Così gli Orinatoi Renzi entrano nel paesaggio urbano di Torino, ma molti sono stati eliminati già negli anni 60/70, fra le proteste generali. Se ne lamentava ironico anche Gipo Farassino che nell’album «Gipo a sò Turin» cantava «A l’han gavà i pissor d’an mès la strà, per aomenté ‘l decòro ‘d la sità…». I 13 Vespasiani Renzi che dovrebbero rimanere per il loro valore storico (ma due/tre sono già spariti, come si è detto) sono sparsi in tutta la città e sono per lo più proprio del modello ‘900 ispirato alla Bauhaus, ma ci sono anche piccole scoperte, idea per un insolito tour fra storia e pubblico decoro.
Dove sono oggi
Cominciamo dal centro: il Renzi di corso Regina Margherita davanti al n. 103 a pochi passi dai Giardini Reali e quello corso Massimo d’Azeglio sul controviale davanti al n. 16, poco prima del Teatro Nuovo sono dello stesso modello 900, tutti e due ricoperti di scritte. Come il Renzi davanti al n. 40 di corso Matteotti.
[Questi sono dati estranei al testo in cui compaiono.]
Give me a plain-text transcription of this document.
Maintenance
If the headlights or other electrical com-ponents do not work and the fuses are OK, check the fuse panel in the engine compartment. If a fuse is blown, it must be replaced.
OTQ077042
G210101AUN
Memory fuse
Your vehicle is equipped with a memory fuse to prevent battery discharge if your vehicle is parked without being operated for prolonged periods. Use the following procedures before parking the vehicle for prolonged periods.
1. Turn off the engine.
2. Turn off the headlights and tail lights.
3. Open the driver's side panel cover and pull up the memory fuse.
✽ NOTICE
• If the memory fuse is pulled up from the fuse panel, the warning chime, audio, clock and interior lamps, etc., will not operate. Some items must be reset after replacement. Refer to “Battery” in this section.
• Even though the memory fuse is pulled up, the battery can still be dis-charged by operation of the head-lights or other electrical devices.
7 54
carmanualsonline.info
C’è un Vespasiano Renzi davanti all’Ospedale Militare (abbastanza intatto) in corso IV Novembre e una curiosa versione del Renzi più grande e squadrata, in cemento (e bisognosa di rattoppi), difronte al 18 di corso Maroncelli (e un bel Renzi modello ‘900 in corso Agnelli 147, chissà perchè giudicato «da abbattere») mentre si torna al classico modello ‘900 in corso Trapani angolo via Frassinetto come in corso Tassoni all’altezza di via Cibrario. Più originali le varianti del Renzi «Modello Como» di piazza Sassari, quasi all’angolo con via Cigna, tutto colonnine e trafori, e di piazza Villari, davanti alla farmacia, dipinto con toni pastello di verde e di rosa, con tanto di marchio inciso «U. Renzi».
Trasformare i Renzi in installazioni d’arte? Perché no: è murato e dunque non utilizzabile, ma è diventato in un’opera di street art il Vespasiano Renzi in versione piccolo blocco collocato davanti al Motovelodromo, nel verde del parco Michelotti.